Der Bundesverband der Gewaltschutzzentren erhofft sich daraus eine wichtige Erkenntnis. Denn so gut die Opferschutzmaßnahmen in Österreich auf dem Papier sind: Viele Frauen nehmen sie nicht in Anspruch. "Wir wissen ja, dass bei den meisten Morden, die in den letzten Jahren passiert sind, die Frauen sich keine Hilfe geholt haben", erklärt Marina Sorgo, die Vorsitzende des Dachverbands.
Verbände sehen Verbesserungsbedarf
Der Dachverband fordert aber auch, die Täter mehr in den Blick zu nehmen. So erhalten Gefährder in Österreich nur ein Mal eine sogenannte Gewaltpräventionsberatung. Werden Gefährder erneut auffällig, gibt es keine erneute Ansprache durch die Polizei. Auch bei Betretungs- und Annäherungsverboten gibt es laut den Opferschutzverbänden Verbesserungsbedarf. Oft erfahren die Gefährder per Post und zu spät, wenn ein Verbot verlängert wurde.

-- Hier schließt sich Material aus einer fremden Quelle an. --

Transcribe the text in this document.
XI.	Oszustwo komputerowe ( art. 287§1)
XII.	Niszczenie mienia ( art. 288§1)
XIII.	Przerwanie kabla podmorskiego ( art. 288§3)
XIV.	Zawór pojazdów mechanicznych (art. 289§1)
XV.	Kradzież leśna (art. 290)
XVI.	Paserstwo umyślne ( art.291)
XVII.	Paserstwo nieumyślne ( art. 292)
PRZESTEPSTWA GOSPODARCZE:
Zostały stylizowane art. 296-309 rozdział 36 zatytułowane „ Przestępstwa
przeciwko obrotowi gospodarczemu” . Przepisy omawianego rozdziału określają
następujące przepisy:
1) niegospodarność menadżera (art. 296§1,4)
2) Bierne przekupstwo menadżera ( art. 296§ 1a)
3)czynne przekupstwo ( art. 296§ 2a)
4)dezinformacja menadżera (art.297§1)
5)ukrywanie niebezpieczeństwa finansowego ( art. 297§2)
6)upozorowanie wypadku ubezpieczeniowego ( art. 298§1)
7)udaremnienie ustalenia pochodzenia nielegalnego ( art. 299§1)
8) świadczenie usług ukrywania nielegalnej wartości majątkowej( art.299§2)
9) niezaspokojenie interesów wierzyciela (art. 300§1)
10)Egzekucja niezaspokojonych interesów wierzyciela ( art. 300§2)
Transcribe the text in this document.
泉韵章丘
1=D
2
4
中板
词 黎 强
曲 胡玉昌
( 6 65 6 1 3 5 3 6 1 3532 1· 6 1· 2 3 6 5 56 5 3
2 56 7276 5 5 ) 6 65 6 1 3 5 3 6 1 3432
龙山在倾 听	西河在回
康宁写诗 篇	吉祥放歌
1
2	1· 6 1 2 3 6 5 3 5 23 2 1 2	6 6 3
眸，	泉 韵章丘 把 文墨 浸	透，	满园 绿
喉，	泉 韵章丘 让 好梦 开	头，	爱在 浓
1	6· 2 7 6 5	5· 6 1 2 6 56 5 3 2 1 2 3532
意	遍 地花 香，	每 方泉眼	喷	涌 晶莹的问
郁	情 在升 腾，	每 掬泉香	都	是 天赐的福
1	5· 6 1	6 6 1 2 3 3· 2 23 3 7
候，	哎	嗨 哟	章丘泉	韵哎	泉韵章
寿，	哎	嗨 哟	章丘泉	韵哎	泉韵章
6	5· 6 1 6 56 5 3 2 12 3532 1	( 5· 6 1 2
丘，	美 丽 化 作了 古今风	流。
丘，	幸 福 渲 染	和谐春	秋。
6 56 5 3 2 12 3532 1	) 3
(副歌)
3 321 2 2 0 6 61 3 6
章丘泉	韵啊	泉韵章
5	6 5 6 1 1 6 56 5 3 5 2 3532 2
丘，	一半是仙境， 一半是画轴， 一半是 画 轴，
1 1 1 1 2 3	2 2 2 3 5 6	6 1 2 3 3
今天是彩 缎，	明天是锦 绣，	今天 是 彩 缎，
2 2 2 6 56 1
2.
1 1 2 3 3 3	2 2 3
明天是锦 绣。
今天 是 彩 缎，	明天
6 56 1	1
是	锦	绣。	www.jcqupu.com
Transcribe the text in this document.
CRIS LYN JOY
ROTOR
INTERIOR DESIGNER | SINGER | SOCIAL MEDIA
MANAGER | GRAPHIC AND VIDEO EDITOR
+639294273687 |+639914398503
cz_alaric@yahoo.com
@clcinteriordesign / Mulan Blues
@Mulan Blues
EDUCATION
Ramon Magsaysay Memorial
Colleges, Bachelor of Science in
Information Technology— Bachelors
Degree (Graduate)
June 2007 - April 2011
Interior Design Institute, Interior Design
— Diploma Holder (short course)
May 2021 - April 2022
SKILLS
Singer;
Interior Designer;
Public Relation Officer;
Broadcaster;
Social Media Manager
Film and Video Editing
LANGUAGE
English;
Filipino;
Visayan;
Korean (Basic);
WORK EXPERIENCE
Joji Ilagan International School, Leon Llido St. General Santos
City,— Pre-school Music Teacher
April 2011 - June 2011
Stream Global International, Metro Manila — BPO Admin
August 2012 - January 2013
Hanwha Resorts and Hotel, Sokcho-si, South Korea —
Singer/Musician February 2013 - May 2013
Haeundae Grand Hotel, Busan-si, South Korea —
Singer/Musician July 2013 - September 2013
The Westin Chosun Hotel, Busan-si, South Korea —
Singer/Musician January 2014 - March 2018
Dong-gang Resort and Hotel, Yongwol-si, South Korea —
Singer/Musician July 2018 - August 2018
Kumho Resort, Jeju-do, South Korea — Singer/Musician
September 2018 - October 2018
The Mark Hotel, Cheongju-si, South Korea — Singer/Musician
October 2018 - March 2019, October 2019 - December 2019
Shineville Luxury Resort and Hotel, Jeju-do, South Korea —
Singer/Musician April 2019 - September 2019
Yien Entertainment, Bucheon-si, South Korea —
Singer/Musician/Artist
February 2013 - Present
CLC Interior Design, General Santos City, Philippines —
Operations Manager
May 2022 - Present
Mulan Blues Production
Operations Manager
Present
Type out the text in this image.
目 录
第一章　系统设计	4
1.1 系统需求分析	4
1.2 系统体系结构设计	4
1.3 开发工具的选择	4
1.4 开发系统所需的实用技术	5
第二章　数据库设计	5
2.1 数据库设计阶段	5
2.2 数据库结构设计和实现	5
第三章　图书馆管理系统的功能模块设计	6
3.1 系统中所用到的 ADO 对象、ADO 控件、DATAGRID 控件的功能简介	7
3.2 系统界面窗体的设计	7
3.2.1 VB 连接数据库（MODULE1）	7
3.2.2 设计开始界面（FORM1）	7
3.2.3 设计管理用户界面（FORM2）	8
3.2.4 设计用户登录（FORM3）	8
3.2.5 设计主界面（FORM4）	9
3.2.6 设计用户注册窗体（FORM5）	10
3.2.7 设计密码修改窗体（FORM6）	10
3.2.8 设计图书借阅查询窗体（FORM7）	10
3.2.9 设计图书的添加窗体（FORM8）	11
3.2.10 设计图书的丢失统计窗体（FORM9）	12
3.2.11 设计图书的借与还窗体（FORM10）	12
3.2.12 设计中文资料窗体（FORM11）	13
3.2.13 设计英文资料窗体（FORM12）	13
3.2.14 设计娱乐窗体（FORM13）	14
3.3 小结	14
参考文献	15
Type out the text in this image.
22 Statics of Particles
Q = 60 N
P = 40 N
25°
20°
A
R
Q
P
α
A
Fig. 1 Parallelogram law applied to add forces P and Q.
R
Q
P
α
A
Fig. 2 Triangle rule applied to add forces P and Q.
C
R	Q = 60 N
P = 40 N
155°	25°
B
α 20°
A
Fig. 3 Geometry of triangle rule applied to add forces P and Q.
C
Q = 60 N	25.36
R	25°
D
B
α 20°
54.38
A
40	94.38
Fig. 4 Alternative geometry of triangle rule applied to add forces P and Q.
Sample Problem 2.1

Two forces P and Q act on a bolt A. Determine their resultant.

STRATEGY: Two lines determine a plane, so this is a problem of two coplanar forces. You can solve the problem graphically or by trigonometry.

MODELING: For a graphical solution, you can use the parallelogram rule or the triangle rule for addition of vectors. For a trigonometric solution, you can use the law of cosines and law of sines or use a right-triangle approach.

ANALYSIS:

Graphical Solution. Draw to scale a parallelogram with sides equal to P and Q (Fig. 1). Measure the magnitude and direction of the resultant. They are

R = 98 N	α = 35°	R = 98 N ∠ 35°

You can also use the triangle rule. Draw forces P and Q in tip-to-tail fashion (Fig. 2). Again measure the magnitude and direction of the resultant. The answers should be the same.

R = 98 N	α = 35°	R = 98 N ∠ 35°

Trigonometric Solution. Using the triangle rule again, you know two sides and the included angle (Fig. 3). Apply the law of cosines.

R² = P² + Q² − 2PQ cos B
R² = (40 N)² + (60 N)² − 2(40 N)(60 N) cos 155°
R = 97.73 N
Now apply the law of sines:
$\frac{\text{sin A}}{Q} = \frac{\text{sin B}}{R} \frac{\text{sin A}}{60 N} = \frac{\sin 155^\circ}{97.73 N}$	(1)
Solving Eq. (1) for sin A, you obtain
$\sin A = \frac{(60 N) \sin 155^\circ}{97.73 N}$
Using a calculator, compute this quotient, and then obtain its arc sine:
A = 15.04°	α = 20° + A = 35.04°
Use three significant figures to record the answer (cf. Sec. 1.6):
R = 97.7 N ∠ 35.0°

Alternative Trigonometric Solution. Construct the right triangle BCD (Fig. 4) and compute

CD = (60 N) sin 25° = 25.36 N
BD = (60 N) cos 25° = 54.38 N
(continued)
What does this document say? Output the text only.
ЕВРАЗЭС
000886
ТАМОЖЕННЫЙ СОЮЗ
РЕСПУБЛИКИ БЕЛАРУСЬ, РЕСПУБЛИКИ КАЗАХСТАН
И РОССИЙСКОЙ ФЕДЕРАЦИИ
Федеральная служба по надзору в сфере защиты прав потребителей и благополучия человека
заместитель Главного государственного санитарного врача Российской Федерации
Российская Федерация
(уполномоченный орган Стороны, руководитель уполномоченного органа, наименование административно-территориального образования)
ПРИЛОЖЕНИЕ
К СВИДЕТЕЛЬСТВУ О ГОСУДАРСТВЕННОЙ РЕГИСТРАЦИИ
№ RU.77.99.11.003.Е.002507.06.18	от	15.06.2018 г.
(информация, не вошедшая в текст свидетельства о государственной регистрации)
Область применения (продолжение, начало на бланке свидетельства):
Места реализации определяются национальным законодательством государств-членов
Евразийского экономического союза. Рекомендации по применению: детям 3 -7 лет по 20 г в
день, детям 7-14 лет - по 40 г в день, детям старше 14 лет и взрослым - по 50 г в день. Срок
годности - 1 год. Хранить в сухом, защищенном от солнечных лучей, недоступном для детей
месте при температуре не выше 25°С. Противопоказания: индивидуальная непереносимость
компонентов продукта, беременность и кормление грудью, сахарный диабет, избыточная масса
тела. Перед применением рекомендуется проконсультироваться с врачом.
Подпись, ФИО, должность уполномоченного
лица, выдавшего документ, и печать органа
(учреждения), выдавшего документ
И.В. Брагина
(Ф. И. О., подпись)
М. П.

Die Debatte ist in vollem Gang. In Österreichs Medien kocht die Diskussion über die hohe Zahl der Frauenmorde wieder hoch. Rechtspopulisten machen die Migration verantwortlich; linke Gruppierungen das Patriachat.
Klaudia Frieben, die Vorsitzende des Österreichischen Frauenrings, ist es vor allem leid, dass Gewalt gegen Frauen immer nur dann thematisiert wird, wenn wieder mal schlimme Gewalttaten bekannt werden. "Gewalt gegen Frauen ist eine der größten Krisen der Demokratie. Und die gilt es immer wieder laufend zu bekämpfen."